I’m working on some projects and I’ve come across a lot of datasets.

That got me wondering…

Meme Think GIF

• How do you go about judging whether a particular dataset will be a good fit for training?

• What heuristics you use to assess the quality of the datasets?

1 Like

Would love to hear from @kbaheti @lu.riera @msminhas @mjcullan, I’m sure y’all have some good insights to share.

@harpreet.sahota In my experience, being able to anticipate as much variability as possible has been useful for developing good models from training data.

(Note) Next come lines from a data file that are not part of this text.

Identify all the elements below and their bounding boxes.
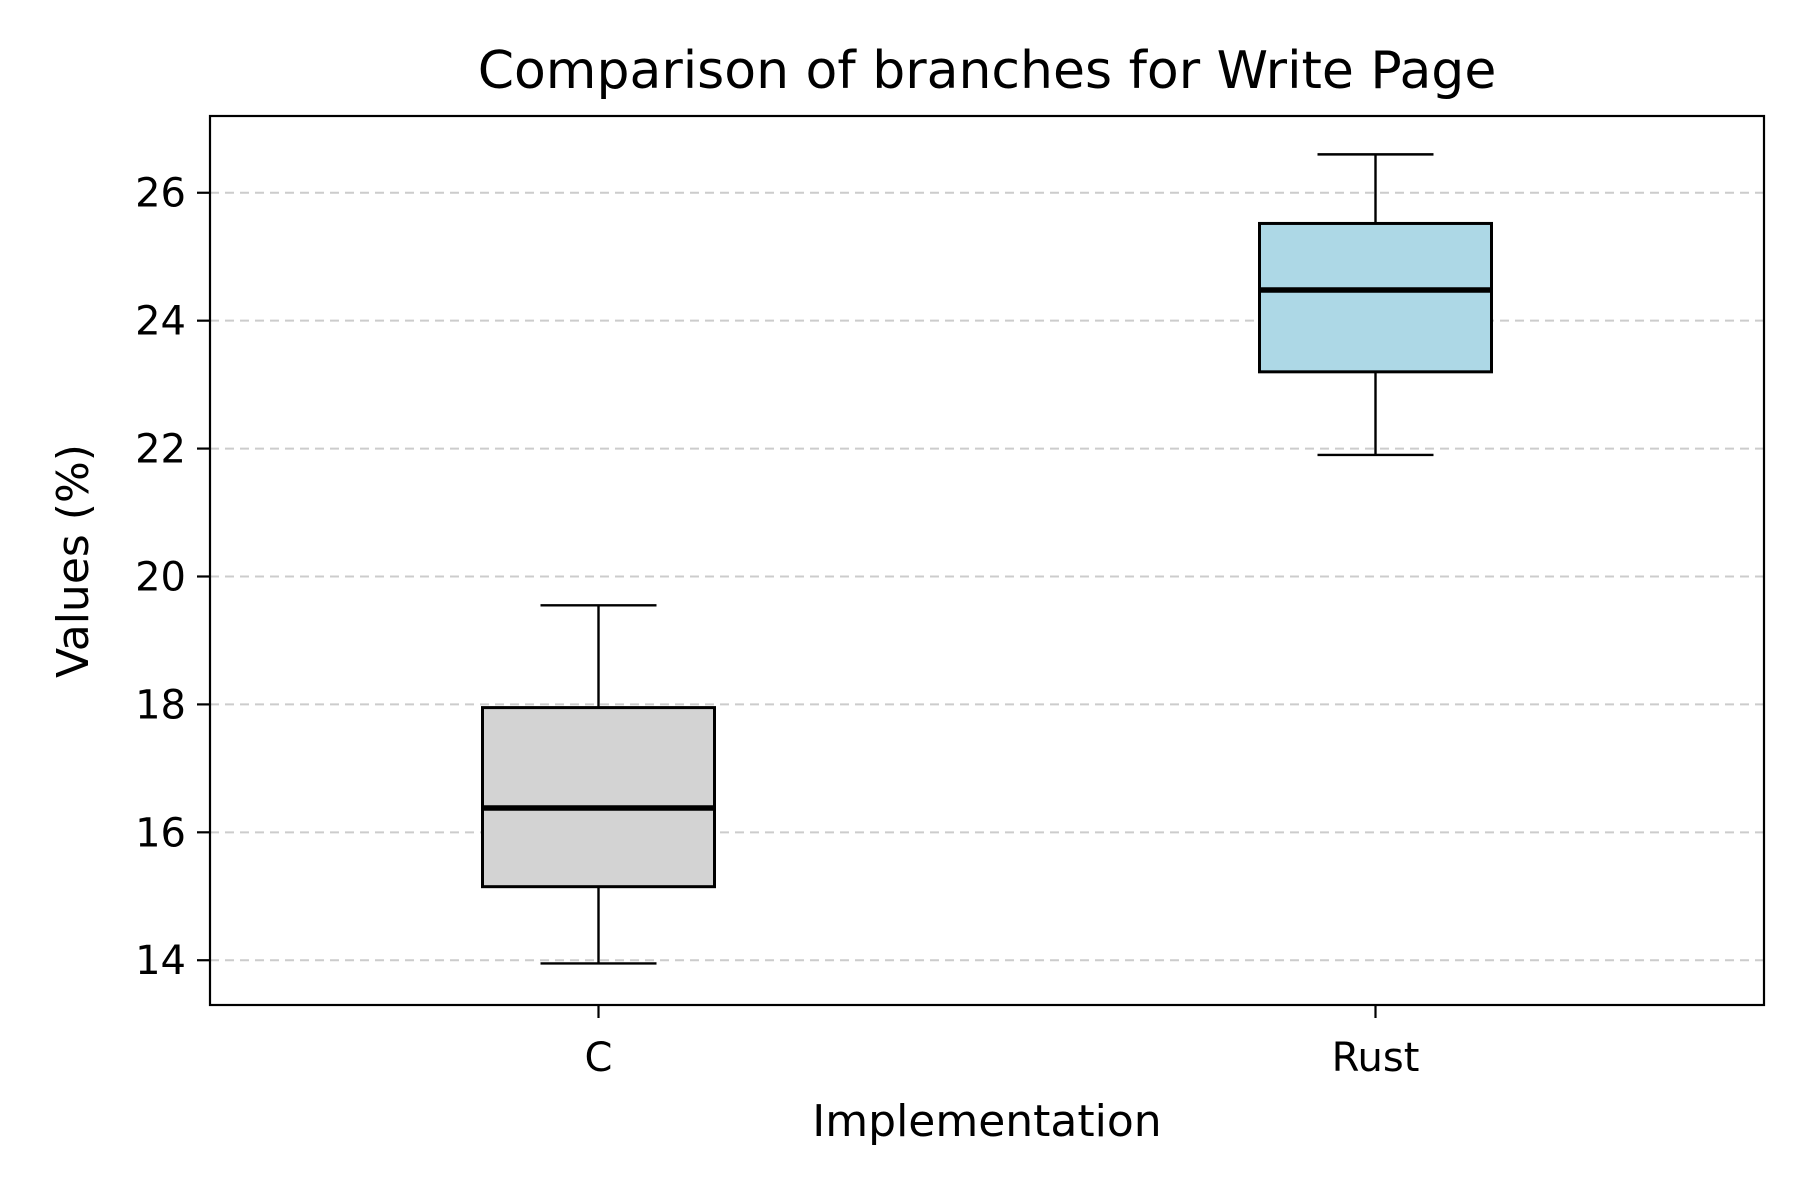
y-axis-ticks: 14 16 18 20 22 24 26: [135, 171, 210, 984]
x-tick-label: C: [585, 1035, 613, 1081]
x-axis-ticks: C Rust: [585, 1005, 1420, 1081]
box-series: [481, 153, 1493, 965]
y-tick-label: 20: [135, 554, 186, 600]
box-c: [481, 604, 716, 965]
grid-lines: [210, 191, 1764, 962]
y-tick-label: 16: [135, 810, 186, 856]
y-tick-label: 24: [135, 299, 186, 345]
iqr-box: [1258, 221, 1493, 374]
x-axis-label: Implementation: [812, 1096, 1161, 1147]
x-tick-label: Rust: [1332, 1035, 1420, 1081]
y-axis-label: Values (%): [48, 444, 99, 678]
plot-area-frame: [208, 114, 1766, 1007]
y-tick-label: 18: [135, 682, 186, 728]
chart-title: Comparison of branches for Write Page: [478, 41, 1497, 101]
y-tick-label: 26: [135, 171, 186, 217]
box-rust: [1258, 153, 1493, 457]
y-tick-label: 14: [135, 938, 186, 984]
y-tick-label: 22: [135, 427, 186, 473]
iqr-box: [481, 706, 716, 889]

This will also depend from task to task. Let’s focus on human pose estimation for this discussion. In terms of the variability that would be essential for a good dataset includes: Different camera positions/angles, different lighting conditions, different backgrounds, different body types, and different number of people in frame are definitely going to help generalize the performance of the model.

Recently I have also determined that differing intrinsic camera parameters can help cover more use cases that may be encountered in production settings. The intrinsic parameters include focal length, aperture, field-of-view, resolution - which may differ among users when capturing video/images.

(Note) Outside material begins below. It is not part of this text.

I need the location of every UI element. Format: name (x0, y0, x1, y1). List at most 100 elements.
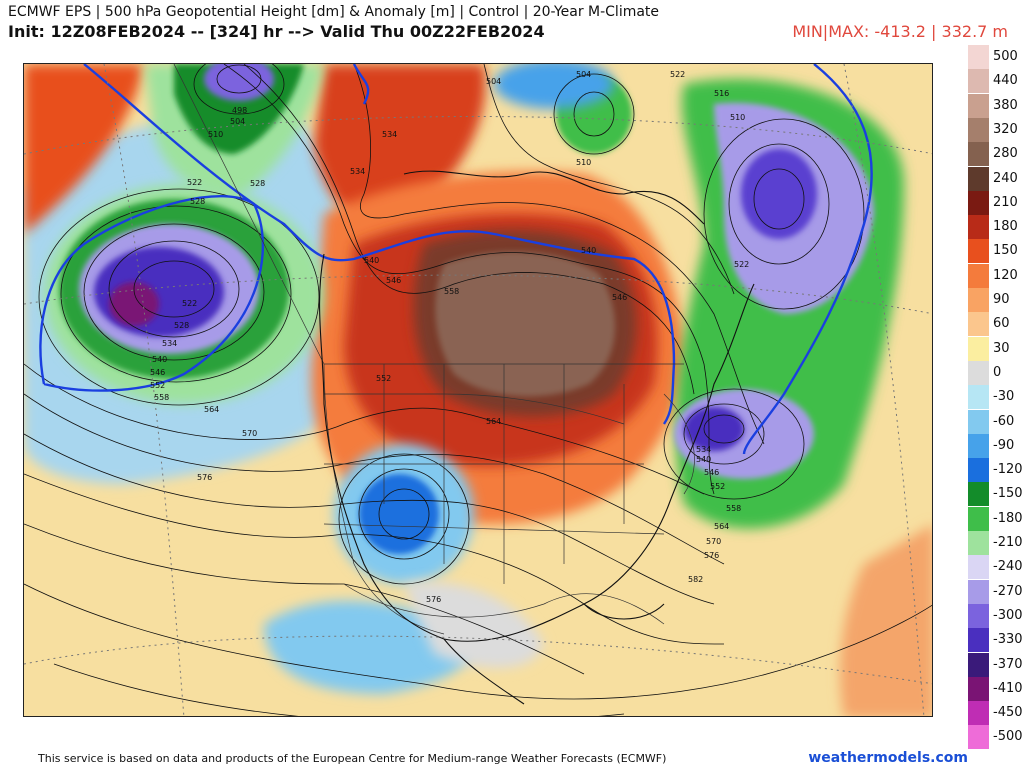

The distribution of these variabilities should also be considered, as you may want to have a decent balance between these - otherwise you run the risk of overfitting a specific angle or condition - which depending on your application - may be desirable or not. Sometimes for example, your production application may require only a few cameras pointing at objects from a few angles - such as in a factory production setting. In this case, having different angles/positions may not be necessary, as the model may never receive data that is much different from its training dataset. This is a case where intrinsic/extrinsic parameter variability may not be useful at all.

In summary, having a good class distribution for your dataset as well as variability in extrinsic/intrinsic camera parameters and environmental conditions (where applicable) can help to build a more robust/generalizable training set for your computer vision models.


Thank you so much for this insightful response @lu.riera. This is some grade A food for thought.

@kausthubk I think you would be interested in the point about camera parameters.